Уже алел восток, когда его подвели к стене, и он стал на заранее облюбованном им месте. Первые пташки зацвикали в зарослях, шесть солдат с винтовками у ноги ждали приказа. Ростов дождался предварительной команды, вскинул левую руку, как сделал это его друг Клаус фон Штауффенберг, сжал по-ротфронтовски, сам того не зная, кулак и набрал воздуху в легкие, чтобы, как Клаус, выкрикнуть так нужную потомкам многосмысленность…
— Да здравствует…
Солдаты опередили его.
«… уже октябрь, уже уходят в зимнюю спячку растения, зарываясь глубже в землю, чтоб в толще ее переждать зиму, а я смотрю на себя, как на эту землю, которая подпитывает собою уже прорастающее зернышко, нашу дочь… Я смотрю уже на людей, как на современников нашего ребенка, люди ведь эти в неведении, что скоро взрывы, залпы и выстрелы, крики раненых и вопли умирающих — все заглохнет перед пронзительным криком маленького существа, в котором переплетутся Твои ноги с моими, мои глаза приобретут другой цвет, измененные светом Твоих строгих очей, и, о Боже, как жаль, что Ты не увидишь в дочурке наше прошлое и наше будущее, потому что Ты всегда останешься живым, всегда…»

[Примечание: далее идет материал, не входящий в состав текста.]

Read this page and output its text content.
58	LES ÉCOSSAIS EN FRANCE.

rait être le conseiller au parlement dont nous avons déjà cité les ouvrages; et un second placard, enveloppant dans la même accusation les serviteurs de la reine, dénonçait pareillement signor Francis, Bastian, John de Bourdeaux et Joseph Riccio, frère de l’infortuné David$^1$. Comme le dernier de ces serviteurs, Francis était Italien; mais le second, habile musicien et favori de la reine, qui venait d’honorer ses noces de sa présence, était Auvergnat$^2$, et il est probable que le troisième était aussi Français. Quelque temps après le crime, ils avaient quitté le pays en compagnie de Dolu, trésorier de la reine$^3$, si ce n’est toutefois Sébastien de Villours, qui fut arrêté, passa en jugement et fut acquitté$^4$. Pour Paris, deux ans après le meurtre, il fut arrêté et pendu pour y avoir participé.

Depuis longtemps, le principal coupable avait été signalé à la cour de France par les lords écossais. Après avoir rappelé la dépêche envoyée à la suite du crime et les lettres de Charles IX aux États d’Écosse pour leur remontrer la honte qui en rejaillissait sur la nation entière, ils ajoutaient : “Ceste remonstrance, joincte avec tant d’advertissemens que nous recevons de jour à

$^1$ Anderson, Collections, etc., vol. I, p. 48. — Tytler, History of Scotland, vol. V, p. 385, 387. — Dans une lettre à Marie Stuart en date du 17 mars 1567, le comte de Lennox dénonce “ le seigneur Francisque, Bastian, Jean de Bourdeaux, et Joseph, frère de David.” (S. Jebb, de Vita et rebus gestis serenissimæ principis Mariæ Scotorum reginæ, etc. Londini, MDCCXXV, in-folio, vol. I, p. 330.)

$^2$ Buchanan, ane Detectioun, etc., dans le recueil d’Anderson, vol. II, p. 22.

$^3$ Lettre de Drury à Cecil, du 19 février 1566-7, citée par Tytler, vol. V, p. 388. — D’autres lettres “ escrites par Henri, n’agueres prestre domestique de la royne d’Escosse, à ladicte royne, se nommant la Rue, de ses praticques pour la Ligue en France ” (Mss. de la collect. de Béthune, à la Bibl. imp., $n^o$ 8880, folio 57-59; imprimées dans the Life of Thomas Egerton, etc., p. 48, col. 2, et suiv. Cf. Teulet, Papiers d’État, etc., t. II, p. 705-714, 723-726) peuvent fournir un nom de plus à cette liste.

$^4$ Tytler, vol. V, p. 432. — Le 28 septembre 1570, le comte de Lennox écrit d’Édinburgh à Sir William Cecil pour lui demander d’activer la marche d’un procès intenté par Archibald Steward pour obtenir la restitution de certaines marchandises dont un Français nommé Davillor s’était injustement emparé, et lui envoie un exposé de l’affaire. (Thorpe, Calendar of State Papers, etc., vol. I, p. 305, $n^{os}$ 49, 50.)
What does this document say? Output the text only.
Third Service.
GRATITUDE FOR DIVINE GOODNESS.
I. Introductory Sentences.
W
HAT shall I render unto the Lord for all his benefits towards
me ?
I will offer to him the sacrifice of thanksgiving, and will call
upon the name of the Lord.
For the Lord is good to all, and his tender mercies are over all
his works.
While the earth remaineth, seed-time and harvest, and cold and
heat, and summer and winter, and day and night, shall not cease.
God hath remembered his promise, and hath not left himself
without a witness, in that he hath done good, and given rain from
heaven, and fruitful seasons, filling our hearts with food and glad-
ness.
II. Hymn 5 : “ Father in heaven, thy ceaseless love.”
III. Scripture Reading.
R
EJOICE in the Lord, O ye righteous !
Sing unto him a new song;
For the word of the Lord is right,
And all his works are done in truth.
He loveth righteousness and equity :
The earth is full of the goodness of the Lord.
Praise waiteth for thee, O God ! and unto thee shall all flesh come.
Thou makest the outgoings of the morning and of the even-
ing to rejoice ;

Труп полковника Ростова был увезен в неизвестном направлении.
«… Ты рассмеялся бы, увидев нашу дочурку, уже начавшую буянить; она однажды пригрозила мне кулачком, в ней столько от Тебя, что когда мы, матери (а нас много!), встречаемся в парке, то Катарина присматривает за всеми детьми и за мной тоже; она очень взрослая в свои четыре года, что нередко меня пугает, но вспоминая месяцы перед родами, начинаю понимать: те, кто зачат в дни того июля, уже не забудут картошку, под окнами берлинских домов посаженную, у них сохранятся остатки исступленной веры в чудо; а я в это чудо поверила накануне родов, в час, когда ко мне пришел тот самый кельнер, что обслуживал нас в „Адлоне“, — вот он и сказал мне, что уцелел, стал единственным, кто вылез живым после двух американских бомб, попавших в отель; скажи, пожалуйста, есть ли у бомб национальность, ответь мне, вопрос этот почему-то начинает меня мучить, как и такой: куда исчезли мужчины, эту войну и все войны затеявшие, и почему женщины тянутся к тем, кто гонит их и себя в пропасть… Я, как ты знаешь, живу в западном секторе, разговоры здесь разные, я-то помалкиваю, потому что знаю: надо любить и рожать, но раз уж Тебя до сих пор нет и я уже не рожу, то надо любить всех… Но вновь вопрос: кем мы станем и что с нами будет?»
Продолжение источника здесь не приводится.